What is wealth transfer planning?
Wealth transfer planning incorporates estate tax planning into your estate planning.
The federal estate tax exemption is set at $5 million for each U.S. citizen or permanent U.S. resident. The amount gets adjusted for inflation and for 2016, the adjusted amount is $5,450,000. That means a married couple can protect a total of $10,900,000 from the federal estate tax.
If you are an individual and your assets exceed the federal estate tax exemption amount, you should consider wealth transfer planning. If you’re married and the assets you own with your spouse exceed your combined federal estate tax exemption amounts, you should consider wealth transfer planning. For estate tax purposes, “assets” means any property that you own or can control or can benefit from. It includes your real estate, bank accounts, investment accounts, retirement assets, business interests, vehicles, boats, club memberships, receivables, and (in many circumstances) life insurance.
With proper wealth transfer planning, you can greatly reduce the impact of the 40% federal estate tax. (California does not have a separate estate tax – though some other states have their own estate or inheritance tax.)
What tools are available for wealth transfer planning?
- Annual giving is one of the most effective and often overlooked wealth transfer planning techniques. Every calendar year, you can give $14,000 to as many people as you want tax-free. If you are married, your spouse can give the same amount to the same people, bringing the amount you can give to each child, child-in-law, grandchild and great-grandchild to $28,000. Simply through consistent annual giving, you can remove millions of dollars from your estate over the years. Some people use their annual gifts to purchase life insurance, increasing each dollar gifted.
- The marital deduction allows you to pass an unlimited amount of assets to or for your spouse, deferring the estate tax on those assets until the spouse’s death. A properly structured marital trust can allow your spouse to benefit from all of your assets during his or her lifetime while ensuring that the assets eventually pass to the people you identify as future beneficiaries. Since 2012, the rules have allowed you to “transfer” your own federal estate tax exemption to your spouse so it can be applied when he or she dies.
- You can transfer assets to an irrevocable trust to remove it from the estate tax calculation altogether. Unlike the trusts used in basic estate planning, transfers to an irrevocable trust cannot be undone, so this technique requires careful analysis. After the transfer, you would have limited control over or use of the assets. Typically, use of the assets transfers to your children (or grandchildren). Your estate tax exemption amount can be applied during your life to these kinds of transfers so they are not taxable.

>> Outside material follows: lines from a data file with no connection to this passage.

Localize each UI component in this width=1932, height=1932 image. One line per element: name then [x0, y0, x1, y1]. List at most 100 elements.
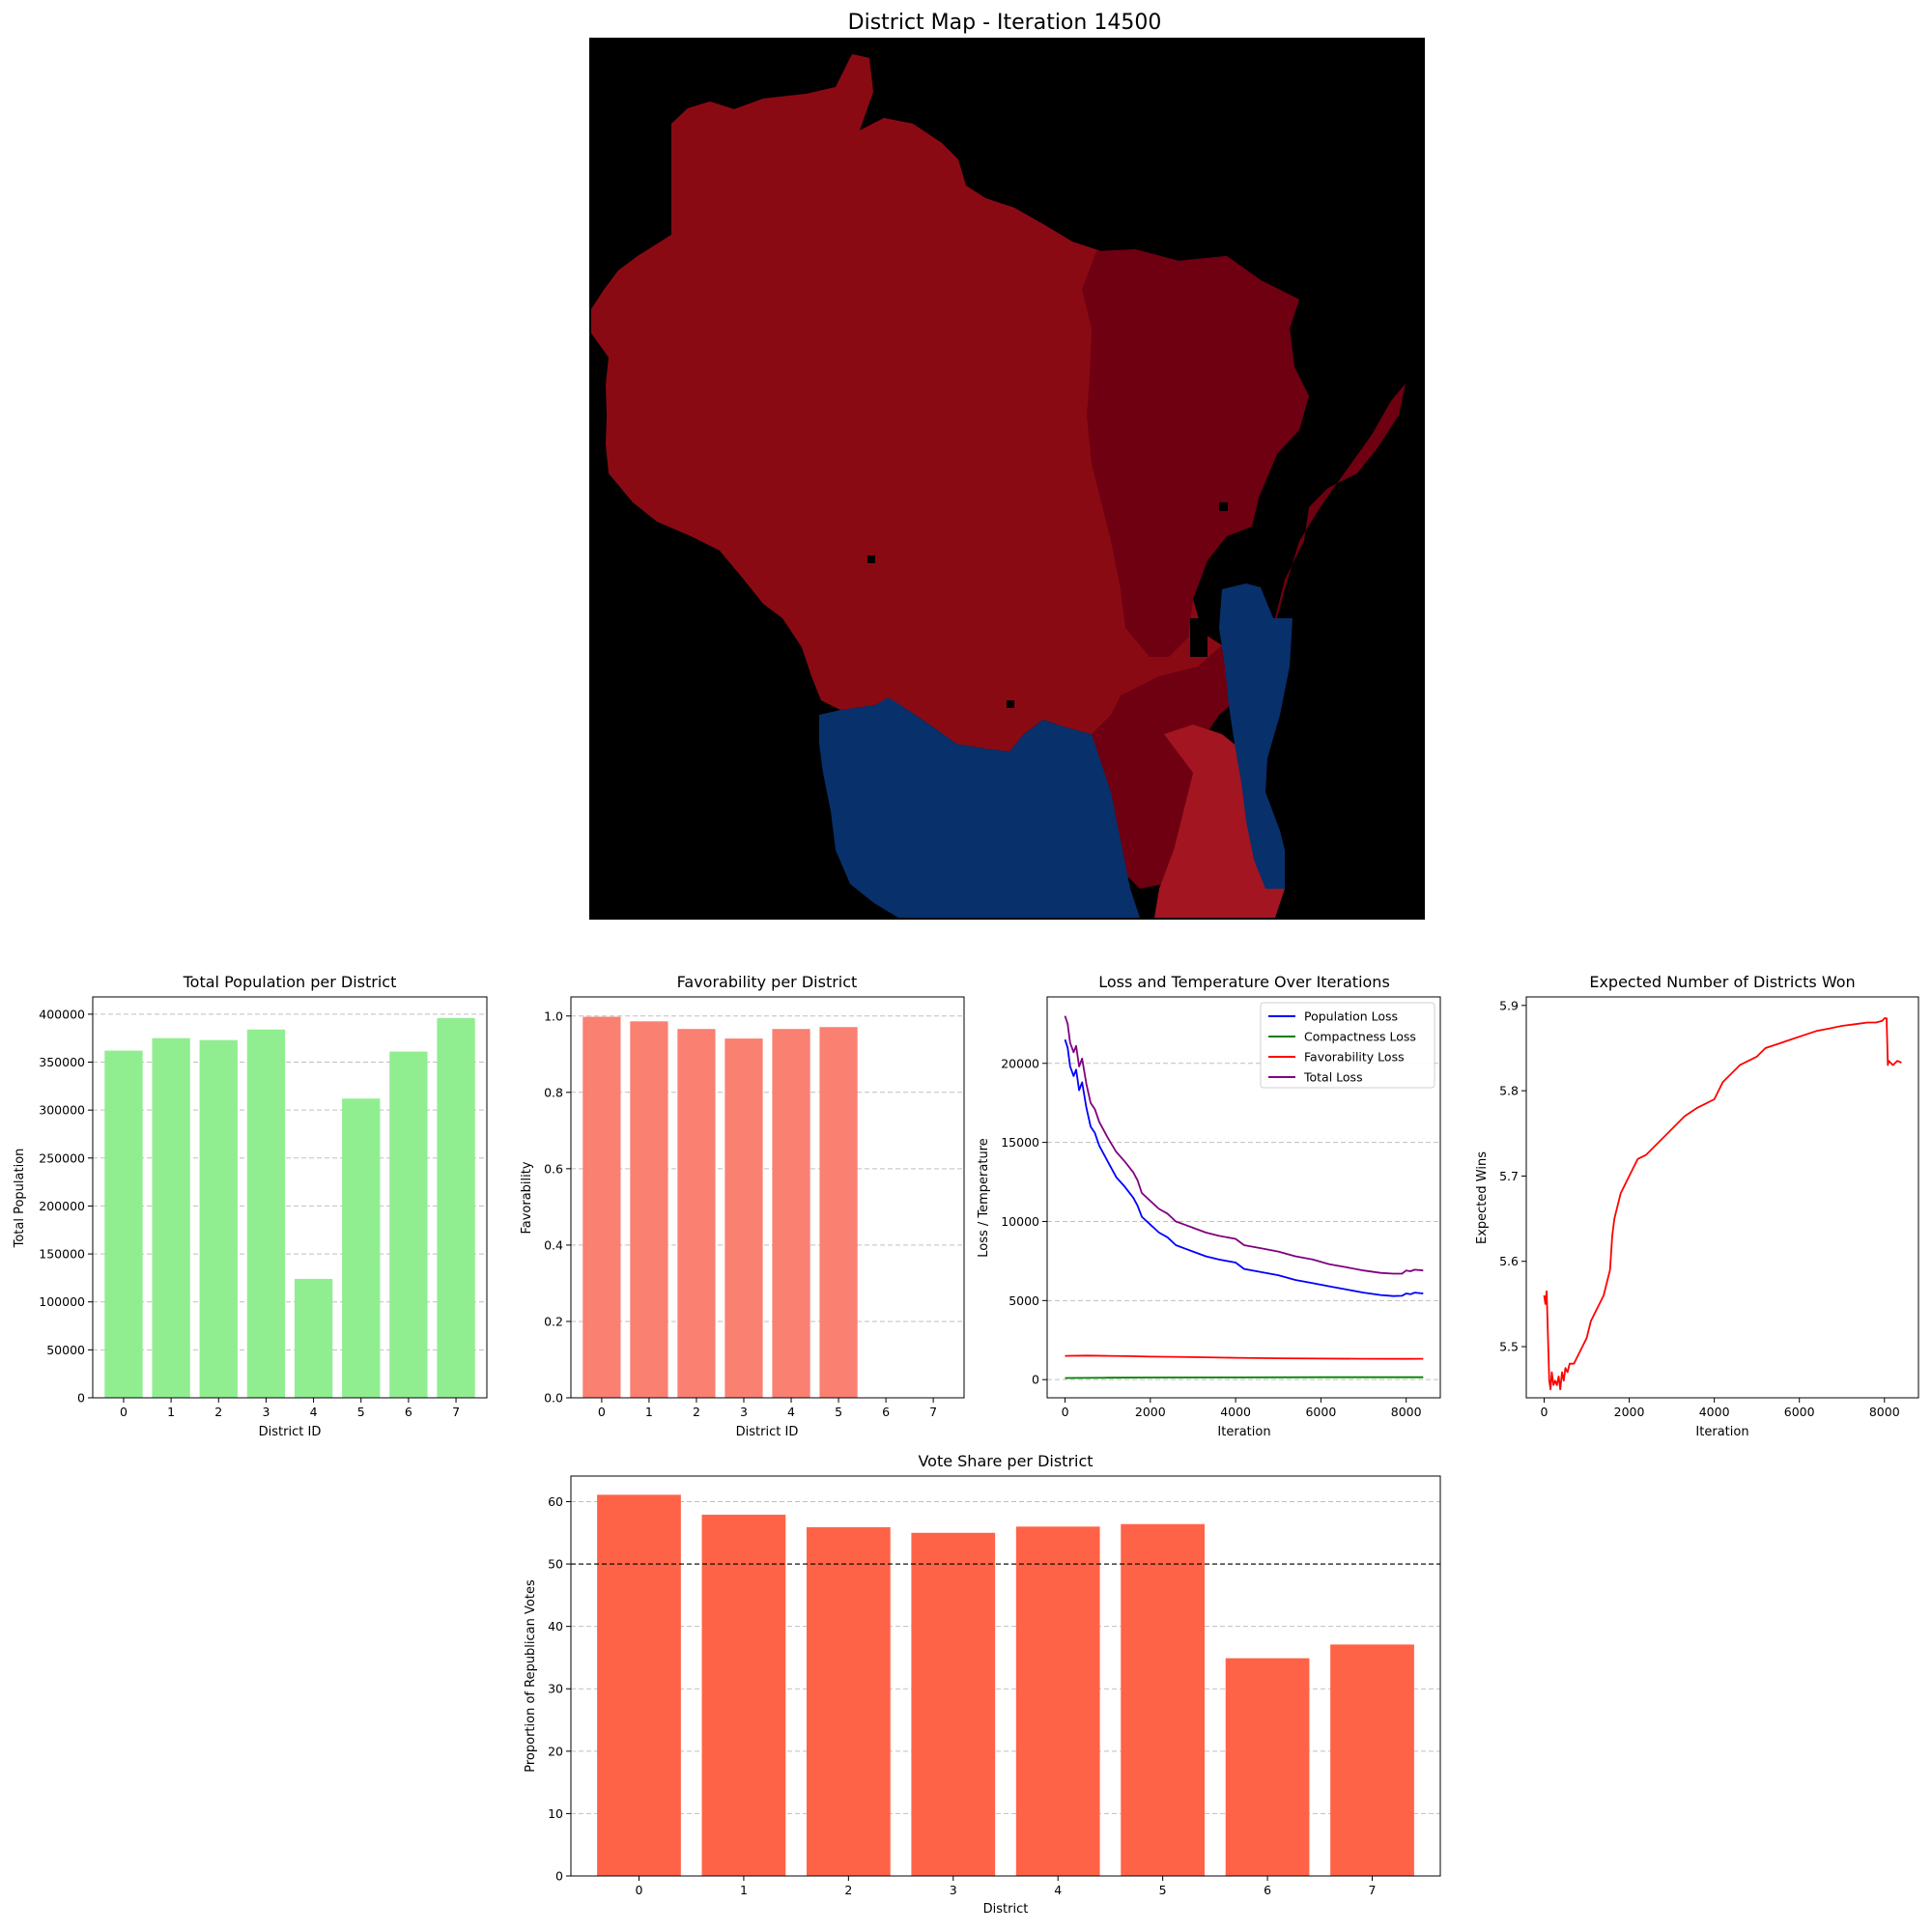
fav-x-tick-label: 4	[787, 1405, 795, 1419]
pop-bar	[294, 1278, 333, 1398]
fav-bar	[772, 1029, 810, 1398]
population-x-axis-label: District ID	[259, 1425, 322, 1439]
vote-share-chart-title: Vote Share per District	[918, 1452, 1093, 1470]
loss-y-tick-label: 5000	[1009, 1293, 1039, 1308]
expected-wins-y-axis-label: Expected Wins	[1475, 1151, 1490, 1244]
favorability-chart-title: Favorability per District	[677, 973, 858, 991]
vote-y-tick-label: 40	[548, 1619, 563, 1634]
loss-series-line-0	[1064, 1038, 1424, 1297]
vote-bar	[597, 1494, 681, 1876]
wins-x-tick-label: 2000	[1614, 1405, 1645, 1419]
vote-x-tick-label: 3	[950, 1883, 957, 1897]
pop-bar	[104, 1050, 143, 1398]
district-region-dark-red-east	[1082, 249, 1309, 657]
vote-share-chart: Vote Share per District 0 10 20 30 40 50 60 0 1…	[524, 1452, 1441, 1917]
fav-bar	[677, 1029, 716, 1398]
vote-x-tick-label: 6	[1264, 1883, 1271, 1897]
fav-x-tick-label: 6	[882, 1405, 890, 1419]
pop-bar	[437, 1017, 475, 1398]
wins-x-tick-label: 8000	[1869, 1405, 1900, 1419]
wins-y-tick-label: 5.7	[1499, 1169, 1519, 1183]
loss-series-line-3	[1064, 1015, 1424, 1275]
district-region-blue-southwest	[819, 697, 1140, 918]
district-map-regions	[591, 54, 1406, 918]
loss-chart-title: Loss and Temperature Over Iterations	[1098, 973, 1390, 991]
wins-x-tick-label: 0	[1541, 1405, 1548, 1419]
pop-x-tick-label: 5	[357, 1405, 365, 1419]
loss-x-tick-label: 8000	[1391, 1405, 1422, 1419]
favorability-chart: Favorability per District 0.0 0.2 0.4 0.6 0.…	[520, 973, 965, 1439]
pop-bar	[389, 1051, 428, 1398]
expected-wins-chart: Expected Number of Districts Won 5.5 5.6 5…	[1475, 973, 1919, 1439]
expected-wins-chart-title: Expected Number of Districts Won	[1589, 973, 1855, 991]
pop-y-tick-label: 0	[77, 1391, 85, 1406]
pop-x-tick-label: 1	[167, 1405, 175, 1419]
fav-x-tick-label: 7	[929, 1405, 937, 1419]
fav-y-tick-label: 0.6	[544, 1161, 563, 1176]
fav-bar	[630, 1021, 668, 1398]
vote-bar	[1225, 1658, 1310, 1876]
map-hole	[1219, 502, 1228, 511]
vote-share-y-axis-label: Proportion of Republican Votes	[524, 1579, 538, 1773]
fav-x-tick-label: 5	[835, 1405, 842, 1419]
vote-x-tick-label: 2	[844, 1883, 852, 1897]
loss-y-tick-label: 15000	[1001, 1135, 1039, 1150]
wins-y-tick-label: 5.9	[1499, 998, 1519, 1012]
loss-legend-label: Total Loss	[1303, 1070, 1363, 1085]
pop-y-tick-label: 200000	[39, 1199, 85, 1213]
fav-y-tick-label: 0.8	[544, 1085, 563, 1099]
wins-y-tick-label: 5.8	[1499, 1084, 1519, 1098]
favorability-plot-frame	[570, 996, 965, 1399]
loss-y-axis-label: Loss / Temperature	[977, 1138, 991, 1258]
pop-bar	[342, 1098, 381, 1398]
fav-y-tick-label: 1.0	[544, 1009, 563, 1023]
pop-y-tick-label: 150000	[39, 1247, 85, 1262]
pop-x-tick-label: 0	[120, 1405, 128, 1419]
pop-y-tick-label: 350000	[39, 1055, 85, 1069]
loss-legend-box	[1260, 1002, 1435, 1089]
population-plot-frame	[92, 996, 488, 1399]
fav-x-tick-label: 0	[598, 1405, 606, 1419]
fav-bar	[819, 1027, 858, 1398]
pop-x-tick-label: 2	[214, 1405, 222, 1419]
vote-y-tick-label: 0	[555, 1869, 563, 1884]
favorability-x-axis-label: District ID	[736, 1425, 799, 1439]
population-chart: Total Population per District 0 50000 1000…	[13, 973, 488, 1439]
wins-x-tick-label: 4000	[1699, 1405, 1730, 1419]
pop-y-tick-label: 100000	[39, 1294, 85, 1309]
pop-bar	[152, 1037, 190, 1398]
pop-x-tick-label: 4	[310, 1405, 318, 1419]
expected-wins-x-axis-label: Iteration	[1695, 1425, 1748, 1439]
fav-y-tick-label: 0.4	[544, 1237, 563, 1252]
loss-x-axis-label: Iteration	[1217, 1425, 1270, 1439]
vote-x-tick-label: 7	[1369, 1883, 1377, 1897]
fav-bar	[724, 1038, 763, 1398]
loss-chart: Loss and Temperature Over Iterations 0 50…	[977, 973, 1441, 1439]
favorability-y-axis-label: Favorability	[520, 1161, 534, 1234]
loss-plot-frame	[1046, 996, 1441, 1399]
vote-y-tick-label: 10	[548, 1806, 563, 1821]
loss-x-tick-label: 6000	[1305, 1405, 1336, 1419]
pop-x-tick-label: 6	[405, 1405, 412, 1419]
vote-y-tick-label: 50	[548, 1557, 563, 1572]
district-region-peninsula	[1256, 384, 1406, 667]
vote-bar	[1015, 1526, 1100, 1876]
loss-series-line-2	[1065, 1354, 1424, 1360]
expected-wins-plot-frame	[1525, 996, 1919, 1399]
vote-bar	[1121, 1523, 1206, 1876]
fav-x-tick-label: 3	[740, 1405, 748, 1419]
loss-y-tick-label: 20000	[1001, 1056, 1039, 1070]
fav-y-tick-label: 0.2	[544, 1314, 563, 1328]
vote-y-tick-label: 60	[548, 1494, 563, 1509]
vote-bar	[1330, 1644, 1414, 1876]
vote-x-tick-label: 5	[1159, 1883, 1167, 1897]
vote-share-x-axis-label: District	[983, 1902, 1029, 1917]
vote-bar	[806, 1526, 891, 1876]
map-title: District Map - Iteration 14500	[848, 11, 1162, 35]
loss-x-tick-label: 2000	[1135, 1405, 1166, 1419]
loss-x-tick-label: 4000	[1220, 1405, 1251, 1419]
fav-bar	[582, 1016, 621, 1398]
loss-y-tick-label: 10000	[1001, 1214, 1039, 1229]
vote-bar	[911, 1532, 996, 1876]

- Gifts through irrevocable trusts are often not attractive because you lose use of the assets. Estate freeze techniques allow you to retain some use of the assets you want to transfer to your children (or grandchildren). These techniques are complicated. In essence, you retain an interest in some or all of the income the assets generate for your lifetime or for a period of years but the beneficial interest in the principal is transferred to your children (or grandchildren), although they cannot access it during the term of the trust. The value of the transfer is based on today’s value. Future appreciation accrues outside the estate tax calculation and ultimately benefits your children (or grandchildren).
- Gifts through irrevocable trusts and estate freeze techniques should be combined with generation-skipping transfer tax planning (“GST”). The GST tax is a separate 40% tax that applies when you make gifts for your grandchildren or their descendants. Just as you have an exemption against the estate tax, you have an exemption against the GST tax. Your GST tax exemption is also currently $5 million, adjusted for inflation. Proper GST tax planning maximizes the amount of assets you can pass on to your grandchildren or their descendants free of this additional GST tax.
- Charitable planning can be very effective in reducing your estate tax. The rules allow assets you leave to charity to pass outside the estate tax calculation. Straightforward gifts to charity are easy to understand. However, similar to gifts through irrevocable trusts, the usefulness of straightforward gifts to charity is limited because you lose the use of the transferred assets. Split-interest charitable remainder gifts allow you to retain the use of the assets for your lifetime or a period of years while avoiding tax on the principal that will eventually pass to charity. Split-interest charitable lead gifts provide an income stream for charity upfront for a period of years with the principal eventually passing to your children. Lead gifts can provide surprisingly effective wealth transfer outcomes.